Horses are standing by eager to meet you!
And they’ve got all kinds of issues that your hands and heart can help them with. If you’re thinking of attending our school and growing your own horse practice, Module One is where you begin.
Popcorn With Molasses
During the training we work at different barns and every barn has its own personality. While nearly all the horses we work with are full-size, one day we decided to visit the mini barn. Each student was assigned a tiny miniature horse to do a session on, each in their own tiny stall with thigh-high walls. These minis had never been worked on before so they were curious, entranced and occasionally overwhelmed by new feelings and attention.
The students were practicing doing strokes while maintaining connection to the horse. This herd was particularly cohesive and the minis were remarkably attuned to each other. When one mini tossed his head or stamped her tiny feet, in quick succession, every other mini down the line did that, too. The barn would be quiet as fog for five minutes, then a mini suddenly clattered her hooves and all the others did the same. After 20 seconds they’d settle again, so introspective they seemed to almost fall asleep for close to five minutes, and then… BOINK! Bop! Clop! Poink! each horse bounced awake one after another, like when one kernal of popcorn bursts and then all the others do, too. Each time a mini erupted, their student started laughing, too, and the barn rocked back and forth between raucous laughter and quiet dreaminess.
School Licensure …
Our fifteen year old school completed the lengthy process that certifies us as state licensed. This helps our students become more well-rounded practitioners. We used a tree’s worth of paper filling out forms, upgrading our curriculum, adding new accreditation, creating more courses, and jumping through governmental hoops to become a professional vocational school. What does this mean?

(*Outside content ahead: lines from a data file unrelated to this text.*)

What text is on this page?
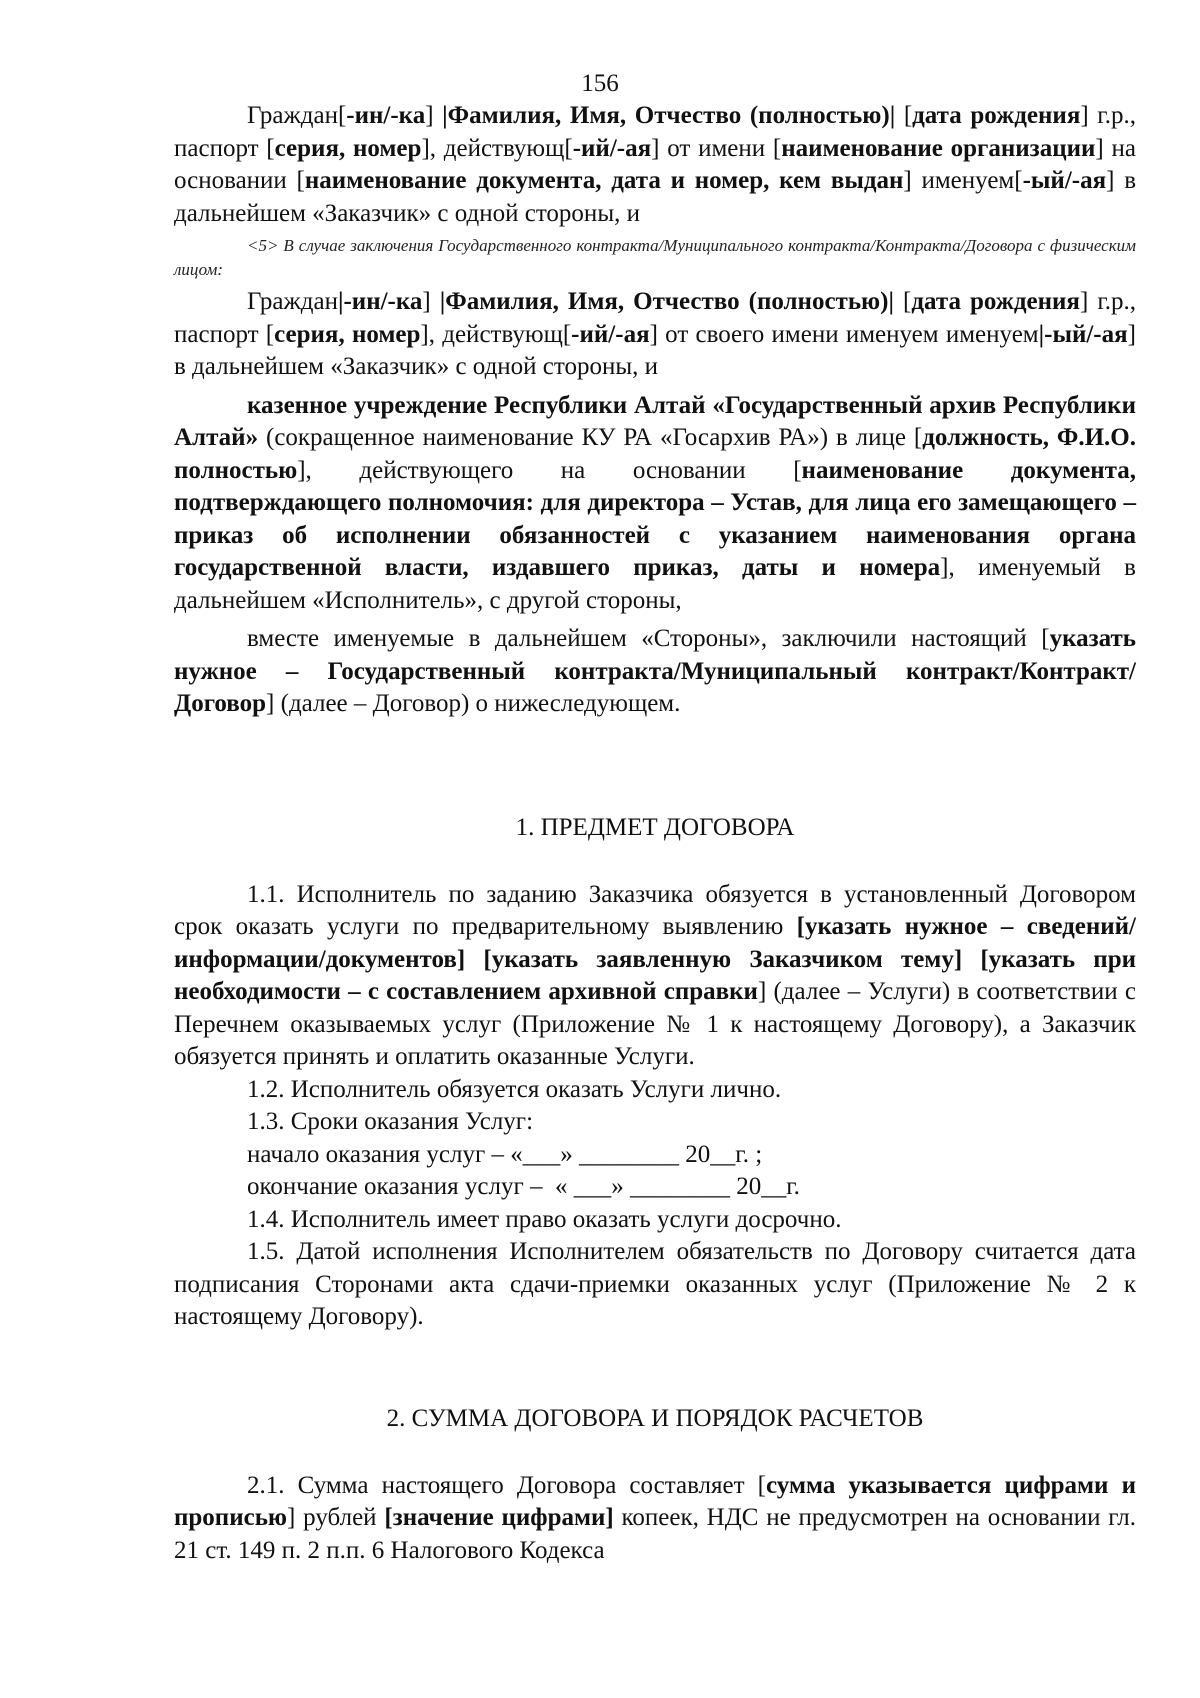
156

Граждан[-ин/-ка] |Фамилия, Имя, Отчество (полностью)| [дата рождения] г.р., паспорт [серия, номер], действующ[-ий/-ая] от имени [наименование организации] на основании [наименование документа, дата и номер, кем выдан] именуем[-ый/-ая] в дальнейшем «Заказчик» с одной стороны, и

<5> В случае заключения Государственного контракта/Муниципального контракта/Контракта/Договора с физическим лицом:

Граждан|-ин/-ка] |Фамилия, Имя, Отчество (полностью)| [дата рождения] г.р., паспорт [серия, номер], действующ[-ий/-ая] от своего имени именуем именуем|-ый/-ая] в дальнейшем «Заказчик» с одной стороны, и

казенное учреждение Республики Алтай «Государственный архив Республики Алтай» (сокращенное наименование КУ РА «Госархив РА») в лице [должность, Ф.И.О. полностью], действующего на основании [наименование документа, подтверждающего полномочия: для директора – Устав, для лица его замещающего – приказ об исполнении обязанностей с указанием наименования органа государственной власти, издавшего приказ, даты и номера], именуемый в дальнейшем «Исполнитель», с другой стороны,

вместе именуемые в дальнейшем «Стороны», заключили настоящий [указать нужное – Государственный контракта/Муниципальный контракт/Контракт/Договор] (далее – Договор) о нижеследующем.

1. ПРЕДМЕТ ДОГОВОРА

1.1. Исполнитель по заданию Заказчика обязуется в установленный Договором срок оказать услуги по предварительному выявлению [указать нужное – сведений/информации/документов] [указать заявленную Заказчиком тему] [указать при необходимости – с составлением архивной справки] (далее – Услуги) в соответствии с Перечнем оказываемых услуг (Приложение № 1 к настоящему Договору), а Заказчик обязуется принять и оплатить оказанные Услуги.

1.2. Исполнитель обязуется оказать Услуги лично.

1.3. Сроки оказания Услуг:

начало оказания услуг – «___» ________ 20__г. ;

окончание оказания услуг –  « ___» ________ 20__г.

1.4. Исполнитель имеет право оказать услуги досрочно.

1.5. Датой исполнения Исполнителем обязательств по Договору считается дата подписания Сторонами акта сдачи-приемки оказанных услуг (Приложение № 2 к настоящему Договору).

2. СУММА ДОГОВОРА И ПОРЯДОК РАСЧЕТОВ

2.1. Сумма настоящего Договора составляет [сумма указывается цифрами и прописью] рублей [значение цифрами] копеек, НДС не предусмотрен на основании гл. 21 ст. 149 п. 2 п.п. 6 Налогового Кодекса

(1) Our graduates can apply for additional accreditation through the National Board of Certification for Animal Acupressure and Massage (NBCAAM).
(2) Graduates who live in Washington can take the state exam and become a Licensed Massage Therapist (Equine & Large Animals).
(3) This also makes it smoother for students from states who require licensure to show they’ve acquired training and credentials that are equal or above what their state requires.
(4) It opens up avenues for loans and scholarships for new students that we didn’t have before, like tuition assistance for veterans, job retraining and vocational funding.
Note: Only about half the states require some level of training and each state is different. We can’t predict what another state will do, just sayin’, but if you want to have a conversation about how to approach your state, speak with Jacqueline and she’ll help you figure it out. We’ve had many students get out-of-state approval for their professional training, even in Switzerland (hello, Eva!).
The basic training consists of three modules, each one taken in sequence, with about three months for homework and practice sessions. Module One is listed above.
* Module Two (pick one)
April 9-15 * July 6 – 12 * October 8-14
* Module Three (pick one)
February 19-25 * May 14-20 * July 16-22 * November 5-11
Satisfactorily complete all three modules and you’ll be certified as an Equine Natural Movement practitioner and will also have earned the title of Equine Structural Integration practitioner. Yippee!
* Equine Massage Exam Class
Starting in 2017, we are offering an exam prep class. The optional 30 hour class is for students who want to sit for the Washington State Licensure exam. The class has one day of hands-on (begins the day after Module 3 completes), and then work to do at home and online to complete the preparation. Topics covered include systems biology, massage history and methods, pathology, kinesiology, and state records and ethical compliance.
Once licensed, you can add traditional horse massage to your tool bag. An extra perk — in 2017 the WA state license notches up from equine massage *practitioner* to equine massage “therapist.”
The Advanced Class
This class is for graduates who’ve had their hands on plenty of horses since they graduated. Joseph teaches what he’s been working on in his own practice, the really advanced stuff. Every time we run this course, he teaches something different. This next class is about releasing holding in places that can’t be reached with your hands. Learn more here: The Advanced Class
The class runs five days, May 24 – 28, and tuition is $1500. Graduates, we’d love to see your smiling face here again.
Business Class starts March 21st
Having equine skills is fabulous, of course; having horses to practice them with is equally important. How DO you find yourself in the situation where people are eager to pay you for the time you just spent with their horse?
That’s a big question. Few horse practitioners (or any kind of professional) really understand how to do that. That’s why we created this equine business class. We help you find your exact right clients, the ones who flag down their friends and stable-mates to talk about you and how their unbalanced stud is so easy to ride since you worked with him. Or how smooth their favorite gelding glides over jumps these days. Or how sweet and calm their cranky mare has become since her body is more organized.
The main reason our business course has such success is because we work the same way with our students as we do with the horses. We don’t try to fit anyone into a mold. Our intention is to bring out the absolute best that is within you and help you shine. People around you will see who you are, what gifts you bring to the work, and they’ll want to hire you to work with their horses.
Building a Professional Practice that actually earns money and gives you plenty of great publicity while being authentic and honest.
The business course is INCLUDED in your tuition for each module.
And thats about all the news for now. We hope to see and hear from you soon.